The Japanese yen continued to fall, reaching over 156 yen to the dollar, marking its lowest level in two weeks. This has raised concerns about potential intervention by Japanese authorities to support the currency.

Japanese Finance Minister Shunichi Suzuki stated that the government is working with the Bank of Japan to ensure consistent policy goals regarding foreign exchange. They are closely monitoring yen movements and taking all necessary measures in this regard.

Earlier this month, the yen saw a sharp rise after dropping to 160 yen to the US dollar due to suspected government interference. However, it has since given back about two-thirds of those gains as investors take advantage of the interest rate differential between Japan and other major economies.

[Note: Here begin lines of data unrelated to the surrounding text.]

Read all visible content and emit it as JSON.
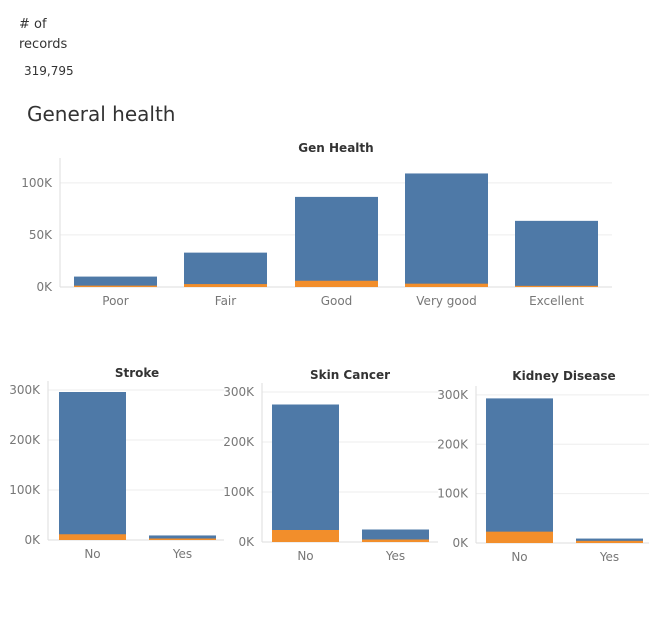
{
  "kpi": {
    "label": "# of records",
    "value": "319,795"
  },
  "section_title": "General health",
  "colors": {
    "total": "#4e79a7",
    "yes": "#f28e2b",
    "grid": "#eeeeee",
    "axis": "#dddddd"
  },
  "chart_data": [
    {
      "id": "gen-health",
      "type": "bar",
      "stacked": true,
      "title": "Gen Health",
      "xlabel": "",
      "ylabel": "",
      "categories": [
        "Poor",
        "Fair",
        "Good",
        "Very good",
        "Excellent"
      ],
      "series": [
        {
          "values": [
            10000,
            33000,
            86500,
            109000,
            63500
          ]
        },
        {
          "values": [
            1300,
            2800,
            6000,
            3200,
            1100
          ]
        }
      ],
      "ylim": [
        0,
        120000
      ],
      "yticks": [
        0,
        50000,
        100000
      ],
      "ytick_labels": [
        "0K",
        "50K",
        "100K"
      ],
      "grid": true
    },
    {
      "id": "stroke",
      "type": "bar",
      "stacked": true,
      "title": "Stroke",
      "xlabel": "",
      "ylabel": "",
      "categories": [
        "No",
        "Yes"
      ],
      "series": [
        {
          "values": [
            296000,
            9100
          ]
        },
        {
          "values": [
            11500,
            3000
          ]
        }
      ],
      "ylim": [
        0,
        310000
      ],
      "yticks": [
        0,
        100000,
        200000,
        300000
      ],
      "ytick_labels": [
        "0K",
        "100K",
        "200K",
        "300K"
      ],
      "grid": true
    },
    {
      "id": "skin-cancer",
      "type": "bar",
      "stacked": true,
      "title": "Skin Cancer",
      "xlabel": "",
      "ylabel": "",
      "categories": [
        "No",
        "Yes"
      ],
      "series": [
        {
          "values": [
            275000,
            25000
          ]
        },
        {
          "values": [
            24000,
            5000
          ]
        }
      ],
      "ylim": [
        0,
        310000
      ],
      "yticks": [
        0,
        100000,
        200000,
        300000
      ],
      "ytick_labels": [
        "0K",
        "100K",
        "200K",
        "300K"
      ],
      "grid": true
    },
    {
      "id": "kidney-disease",
      "type": "bar",
      "stacked": true,
      "title": "Kidney Disease",
      "xlabel": "",
      "ylabel": "",
      "categories": [
        "No",
        "Yes"
      ],
      "series": [
        {
          "values": [
            293000,
            9000
          ]
        },
        {
          "values": [
            23000,
            4400
          ]
        }
      ],
      "ylim": [
        0,
        310000
      ],
      "yticks": [
        0,
        100000,
        200000,
        300000
      ],
      "ytick_labels": [
        "0K",
        "100K",
        "200K",
        "300K"
      ],
      "grid": true
    }
  ]
}
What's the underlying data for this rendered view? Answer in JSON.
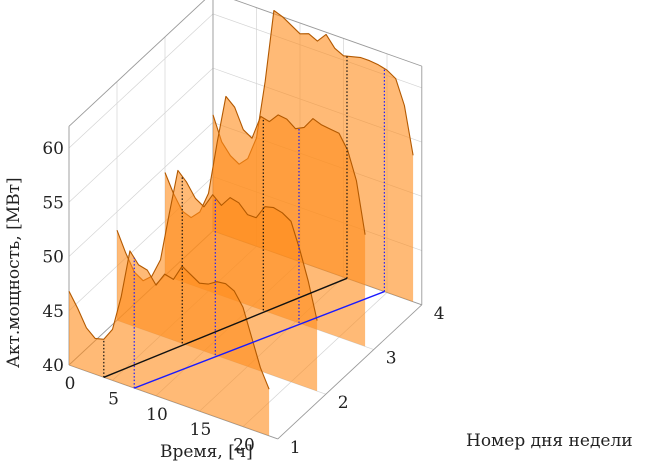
{
  "chart_data": {
    "type": "area",
    "projection": "3d-waterfall",
    "xlabel": "Время, [ч]",
    "ylabel": "Номер дня недели",
    "zlabel": "Акт.мощность, [МВт]",
    "xlim": [
      0,
      24
    ],
    "ylim": [
      1,
      4
    ],
    "zlim": [
      40,
      62
    ],
    "xticks": [
      0,
      5,
      10,
      15,
      20
    ],
    "yticks": [
      1,
      2,
      3,
      4
    ],
    "zticks": [
      40,
      45,
      50,
      55,
      60
    ],
    "grid": true,
    "fill_color": "#ff8c1a",
    "fill_opacity": 0.6,
    "line_color": "#b35900",
    "x": [
      0,
      1,
      2,
      3,
      4,
      5,
      6,
      7,
      8,
      9,
      10,
      11,
      12,
      13,
      14,
      15,
      16,
      17,
      18,
      19,
      20,
      21,
      22,
      23
    ],
    "series": [
      {
        "day": 1,
        "values": [
          46.8,
          45.5,
          44.0,
          43.3,
          43.5,
          44.7,
          48.0,
          52.5,
          51.5,
          51.3,
          50.2,
          51.5,
          51.3,
          52.8,
          52.3,
          51.8,
          52.0,
          52.5,
          52.6,
          52.2,
          51.0,
          48.5,
          46.0,
          44.3
        ]
      },
      {
        "day": 2,
        "values": [
          48.3,
          46.5,
          45.0,
          44.5,
          45.2,
          47.0,
          51.5,
          55.8,
          55.0,
          53.8,
          53.3,
          54.7,
          54.0,
          55.0,
          54.8,
          54.0,
          54.0,
          55.3,
          55.5,
          55.3,
          54.8,
          52.5,
          49.8,
          46.5
        ]
      },
      {
        "day": 3,
        "values": [
          49.5,
          47.8,
          46.5,
          46.2,
          47.0,
          49.0,
          54.0,
          58.5,
          57.8,
          56.0,
          55.5,
          57.8,
          57.6,
          58.5,
          58.4,
          57.8,
          58.2,
          59.3,
          59.0,
          58.9,
          58.8,
          57.5,
          55.0,
          50.3
        ]
      },
      {
        "day": 4,
        "values": [
          50.7,
          48.5,
          47.5,
          47.0,
          47.8,
          50.0,
          55.5,
          62.3,
          62.0,
          61.5,
          61.0,
          61.3,
          60.9,
          61.8,
          60.8,
          60.4,
          60.6,
          60.8,
          60.8,
          60.7,
          60.5,
          60.0,
          57.8,
          53.5
        ]
      }
    ],
    "markers": {
      "dotted_dark": [
        4,
        7.5,
        11.3,
        15.4
      ],
      "dotted_blue": [
        7.5,
        11.3,
        15.4,
        19.7
      ],
      "line_dark": {
        "from": [
          4,
          1
        ],
        "to": [
          15.4,
          4
        ]
      },
      "line_blue": {
        "from": [
          7.5,
          1
        ],
        "to": [
          19.7,
          4
        ]
      }
    }
  }
}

The USD/JPY exchange rate has been on an uptrend, nearing its highest level since May 1st. Investors are focusing on upcoming US inflation data, with economists predicting stubbornly high inflation rates for April. If accurate, this would mean inflation remains above the US Federal Reserve’s target of 2%.

The US dollar/Japanese yen exchange rate will also be influenced by Japanese GDP numbers expected to show a contraction in the economy. This could put more pressure on the Bank of Japan as it deals with a weak yen.

Technical analysis shows that the USD/JPY exchange rate is on a strong upward trend, indicating unsuccessful interventions in the Japanese currency. The outlook remains bullish, with the next target at resistance 160.25.

Overall, the USD/JPY exchange rate is expected to be influenced by US inflation data and Japanese GDP numbers in the coming days.